Many of Bev’s close friends come from this period at the bank: Flora Shields, Faye Kenniston, Grace Knight, Miner Taylor and, most of all, Jean Hull. Jean, and her husband Jack, joined the team of Bev-and-Rich, traveling around the world and to any beer-soaked club where a band would let Jack sing his bawdy additions to the old R & B number, “Kansas City.” Jack-and-Jean and Bev-and-Rich had quite a ride together, and when the Hulls died, the Bev and Rich bond became even stronger.

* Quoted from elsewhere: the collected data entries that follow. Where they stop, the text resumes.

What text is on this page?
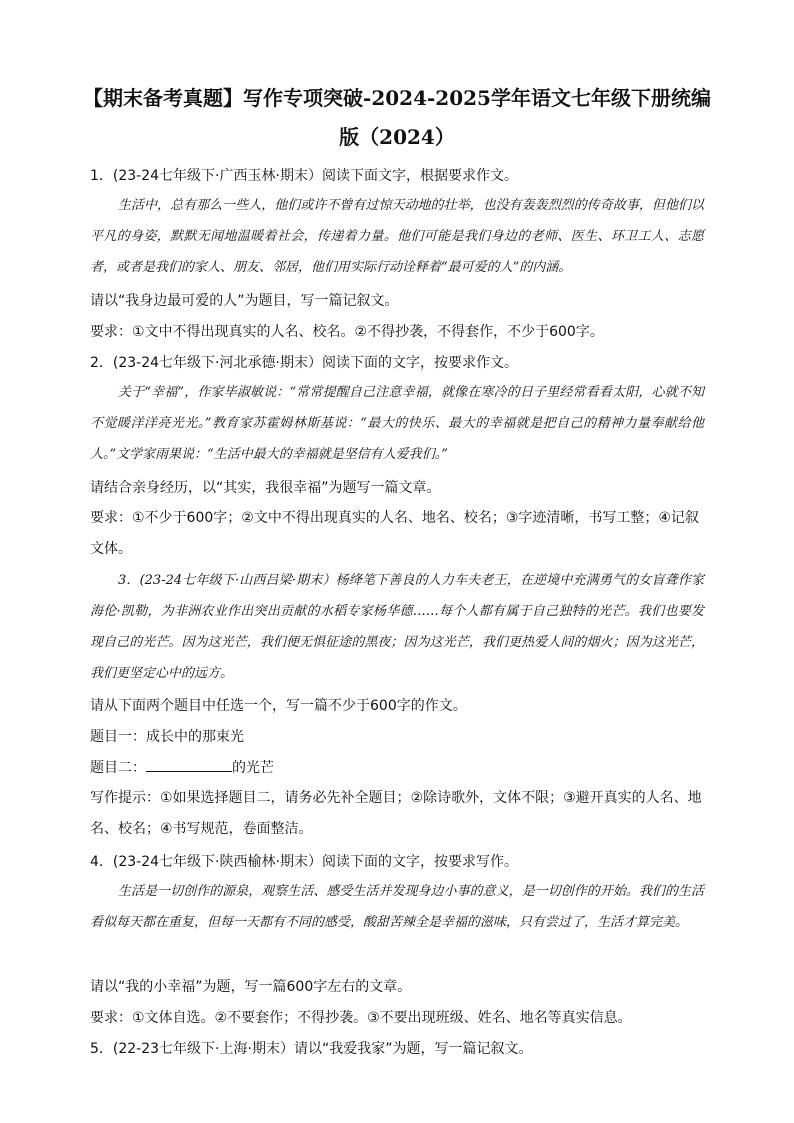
【期末备考真题】写作专项突破-2024-2025学年语文七年级下册统编
版（2024）
1．(23-24七年级下·广西玉林·期末）阅读下面文字，根据要求作文。
生活中，总有那么一些人，他们或许不曾有过惊天动地的壮举，也没有轰轰烈烈的传奇故事，但他们以平凡的身姿，默默无闻地温暖着社会，传递着力量。他们可能是我们身边的老师、医生、环卫工人、志愿者，或者是我们的家人、朋友、邻居，他们用实际行动诠释着“最可爱的人”的内涵。
请以“我身边最可爱的人”为题目，写一篇记叙文。
要求：①文中不得出现真实的人名、校名。②不得抄袭，不得套作，不少于600字。
2．(23-24七年级下·河北承德·期末）阅读下面的文字，按要求作文。
关于“幸福”，作家毕淑敏说：“常常提醒自己注意幸福，就像在寒冷的日子里经常看看太阳，心就不知不觉暖洋洋亮光光。”教育家苏霍姆林斯基说：“最大的快乐、最大的幸福就是把自己的精神力量奉献给他人。”文学家雨果说：“生活中最大的幸福就是坚信有人爱我们。”
请结合亲身经历，以“其实，我很幸福”为题写一篇文章。
要求：①不少于600字；②文中不得出现真实的人名、地名、校名；③字迹清晰，书写工整；④记叙文体。
3．(23-24七年级下·山西吕梁·期末）杨绛笔下善良的人力车夫老王，在逆境中充满勇气的女盲聋作家海伦·凯勒，为非洲农业作出突出贡献的水稻专家杨华德……每个人都有属于自己独特的光芒。我们也要发现自己的光芒。因为这光芒，我们便无惧征途的黑夜；因为这光芒，我们更热爱人间的烟火；因为这光芒，我们更坚定心中的远方。
请从下面两个题目中任选一个，写一篇不少于600字的作文。
题目一：成长中的那束光
题目二：	的光芒
写作提示：①如果选择题目二，请务必先补全题目；②除诗歌外，文体不限；③避开真实的人名、地名、校名；④书写规范，卷面整洁。
4．(23-24七年级下·陕西榆林·期末）阅读下面的文字，按要求写作。
生活是一切创作的源泉，观察生活、感受生活并发现身边小事的意义，是一切创作的开始。我们的生活看似每天都在重复，但每一天都有不同的感受，酸甜苦辣全是幸福的滋味，只有尝过了，生活才算完美。
请以“我的小幸福”为题，写一篇600字左右的文章。
要求：①文体自选。②不要套作；不得抄袭。③不要出现班级、姓名、地名等真实信息。
5．(22-23七年级下·上海·期末）请以“我爱我家”为题，写一篇记叙文。
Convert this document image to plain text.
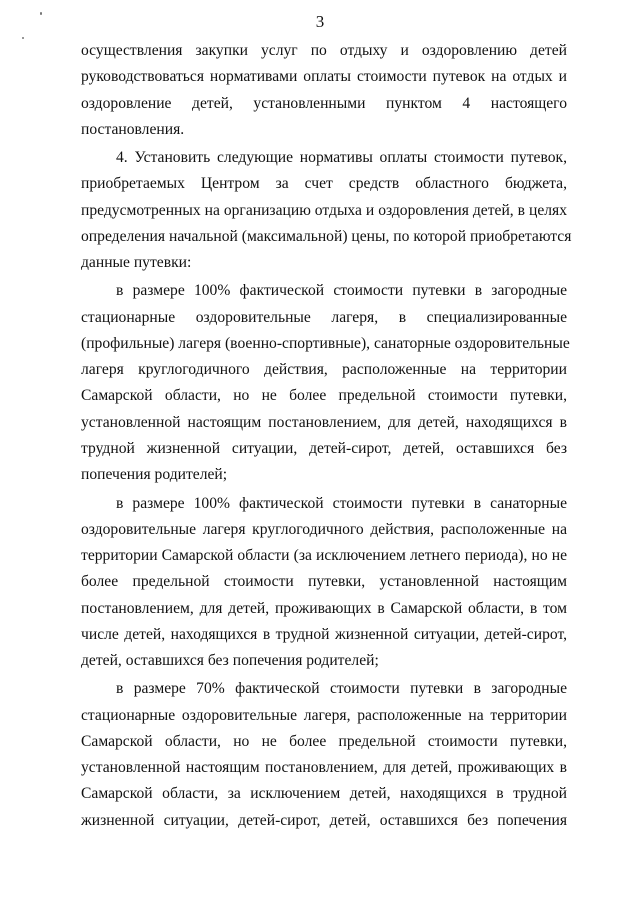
3
осуществления закупки услуг по отдыху и оздоровлению детей
руководствоваться нормативами оплаты стоимости путевок на отдых и
оздоровление детей, установленными пунктом 4 настоящего
постановления.
4. Установить следующие нормативы оплаты стоимости путевок,
приобретаемых Центром за счет средств областного бюджета,
предусмотренных на организацию отдыха и оздоровления детей, в целях
определения начальной (максимальной) цены, по которой приобретаются
данные путевки:
в размере 100% фактической стоимости путевки в загородные
стационарные оздоровительные лагеря, в специализированные
(профильные) лагеря (военно-спортивные), санаторные оздоровительные
лагеря круглогодичного действия, расположенные на территории
Самарской области, но не более предельной стоимости путевки,
установленной настоящим постановлением, для детей, находящихся в
трудной жизненной ситуации, детей-сирот, детей, оставшихся без
попечения родителей;
в размере 100% фактической стоимости путевки в санаторные
оздоровительные лагеря круглогодичного действия, расположенные на
территории Самарской области (за исключением летнего периода), но не
более предельной стоимости путевки, установленной настоящим
постановлением, для детей, проживающих в Самарской области, в том
числе детей, находящихся в трудной жизненной ситуации, детей-сирот,
детей, оставшихся без попечения родителей;
в размере 70% фактической стоимости путевки в загородные
стационарные оздоровительные лагеря, расположенные на территории
Самарской области, но не более предельной стоимости путевки,
установленной настоящим постановлением, для детей, проживающих в
Самарской области, за исключением детей, находящихся в трудной
жизненной ситуации, детей-сирот, детей, оставшихся без попечения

Bev retired from the bank in 1984, and she and Rich moved to Florida, after Jennifer’s wedding to Dennis, the son-in-law who was like a son to her. In Florida, she had the chance to become closer to Rich’s sister, Phyllis and her husband, Bob. Within a few months of retirement, though, Bev grew tired of staying home, and took a job as a receptionist in a doctor’s office, where she quickly became a highly valued employee. In 1991, as soon as Bev heard that Cindy, her daughter in law, was pregnant, though, she and Rich planned their move back to New Hampshire, where they would become closer to Rich’s brother Wesley and his wife, Dora. Always, family came first for Bev. Bev and Rich were living in Concord for the birth of Rebecca, and the births of their subsequent granddaughters, Nicole, Mary, Jayme and Elizabeth. “Doting” does not begin to describe Bev’s relationship with her granddaughters, as she believed that each one, in her own way, was the most beautiful, wonderful and creative little girl in the whole wide world.

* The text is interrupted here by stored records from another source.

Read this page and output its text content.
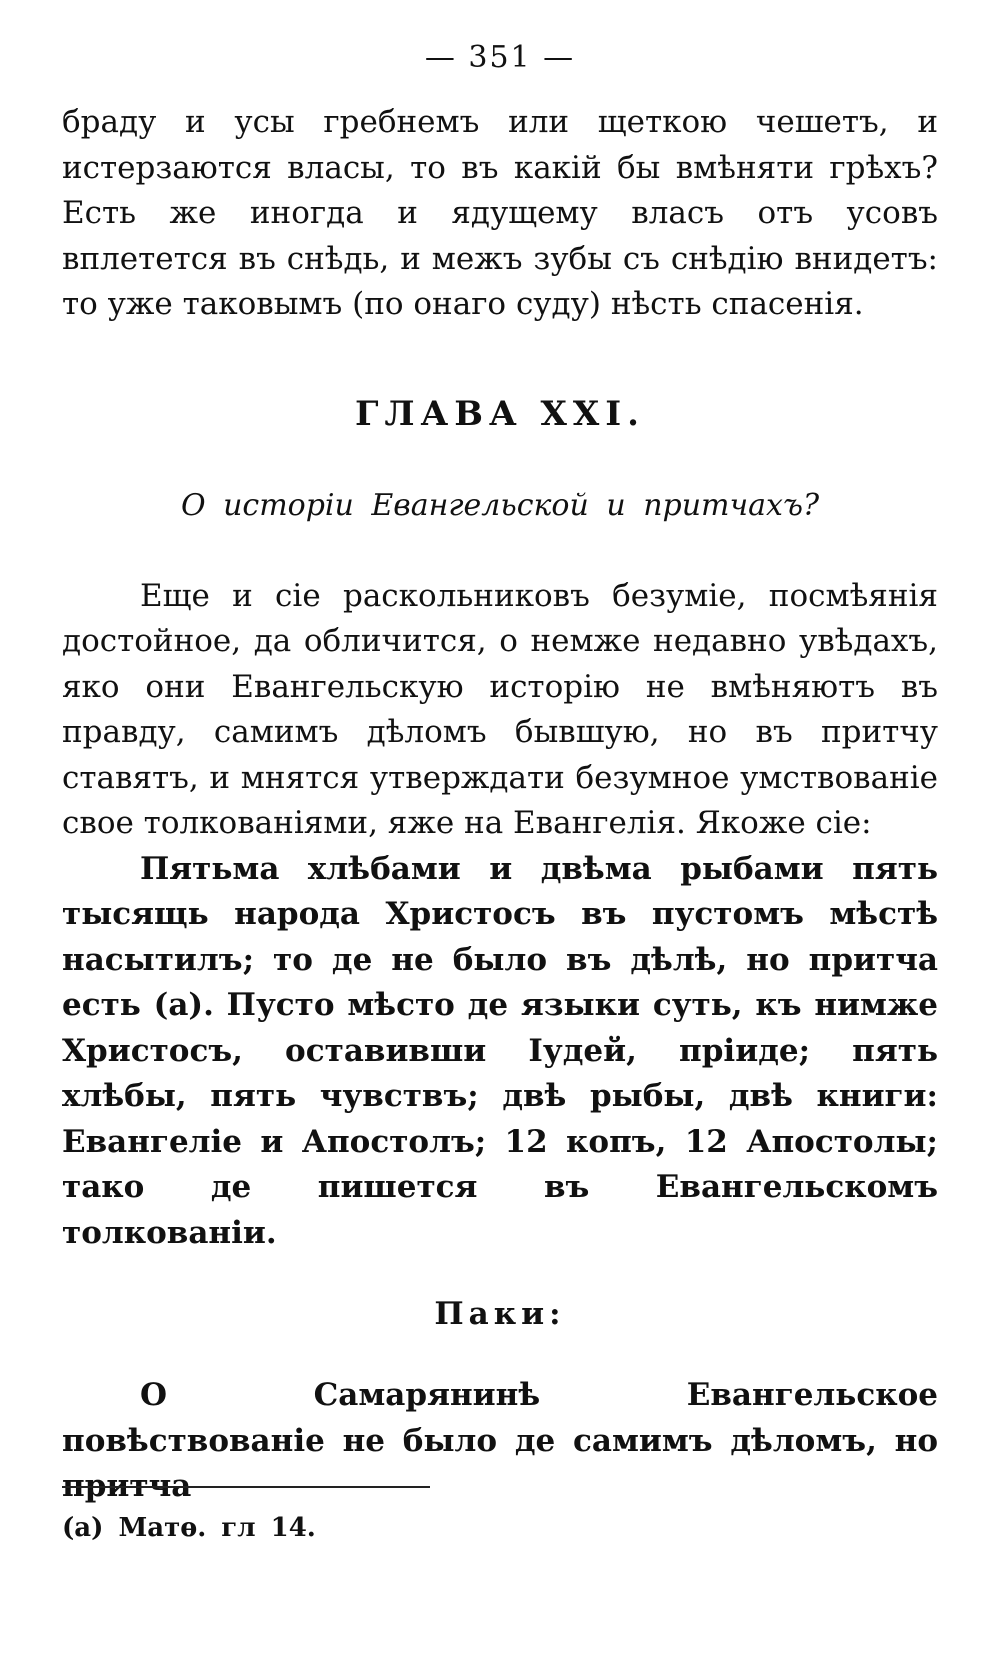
— 351 —

браду и усы гребнемъ или щеткою чешетъ, и истерзаются власы, то въ какій бы вмѣняти грѣхъ? Есть же иногда и ядущему власъ отъ усовъ вплетется въ снѣдь, и межъ зубы съ снѣдію внидетъ: то уже таковымъ (по онаго суду) нѣсть спасенія.

ГЛАВА XXI.

О исторіи Евангельской и притчахъ?

Еще и сіе раскольниковъ безуміе, посмѣянія достойное, да обличится, о немже недавно увѣдахъ, яко они Евангельскую исторію не вмѣняютъ въ правду, самимъ дѣломъ бывшую, но въ притчу ставятъ, и мнятся утверждати безумное умствованіе свое толкованіями, яже на Евангелія. Якоже сіе:

Пятьма хлѣбами и двѣма рыбами пять тысящь народа Христосъ въ пустомъ мѣстѣ насытилъ; то де не было въ дѣлѣ, но притча есть (а). Пусто мѣсто де языки суть, къ нимже Христосъ, оставивши Іудей, пріиде; пять хлѣбы, пять чувствъ; двѣ рыбы, двѣ книги: Евангеліе и Апостолъ; 12 копъ, 12 Апостолы; тако де пишется въ Евангельскомъ толкованіи.

Паки:

О Самарянинѣ Евангельское повѣствованіе не было де самимъ дѣломъ, но притча

(а) Матѳ. гл 14.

Last Friday night, Bev died of a massive brain hemorrhage. Her life ended painlessly as she made dinner for the man she loved, her husband of 51 years. None of us know the day or the time when we will die; could Bev have chosen her time to die, though, it is not impossible that she would have chosen this very moment.

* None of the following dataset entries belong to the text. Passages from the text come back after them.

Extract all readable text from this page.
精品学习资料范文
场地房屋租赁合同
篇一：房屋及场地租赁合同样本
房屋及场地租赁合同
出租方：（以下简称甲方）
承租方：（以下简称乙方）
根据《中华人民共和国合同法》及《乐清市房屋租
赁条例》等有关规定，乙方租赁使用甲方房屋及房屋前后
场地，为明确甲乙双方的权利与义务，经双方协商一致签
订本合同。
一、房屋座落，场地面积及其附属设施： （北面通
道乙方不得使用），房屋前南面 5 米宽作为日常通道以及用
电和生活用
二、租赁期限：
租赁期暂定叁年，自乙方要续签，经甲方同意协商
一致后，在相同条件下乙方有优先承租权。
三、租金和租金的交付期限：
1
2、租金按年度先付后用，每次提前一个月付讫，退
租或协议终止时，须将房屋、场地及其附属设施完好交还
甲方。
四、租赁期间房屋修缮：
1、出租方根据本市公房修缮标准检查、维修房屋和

A Zen master once said, “ Life is like climbing into a boat that’s just about to sail out to sea and sink.” Again, “ Life is like climbing into a boat that’s just about to sail out to sea and sink.” All we can do is enjoy the ride. When Beverly Barton Howard’s boat sank into the sea last Friday, she could look back onto a long, loving ride.
Let us pray:
God, thank you for Beverly Howard and the way she touched our lives. She was funny, and smart, and pretty, and we loved her very much. Thank you for having made her transition from life to death so painless and seamless. As each of us leaves here today, let us endeavor to create for ourselves a ride of love, selflessness, kindness and generosity. Let us also ask you that when it is our turn to sink into the sea, that we may go with the grace of Bev. Amen
In closing, I’d like to tell you what one of Bev’s granddaughters said when she was told that Grammy Bev had died. “I’m sorry she’s dead, but the good thing is that before she died, if I wanted her to watch me do something we had to drive to her house. Now, she can watch me all the time.” Now, she can watch me all the time.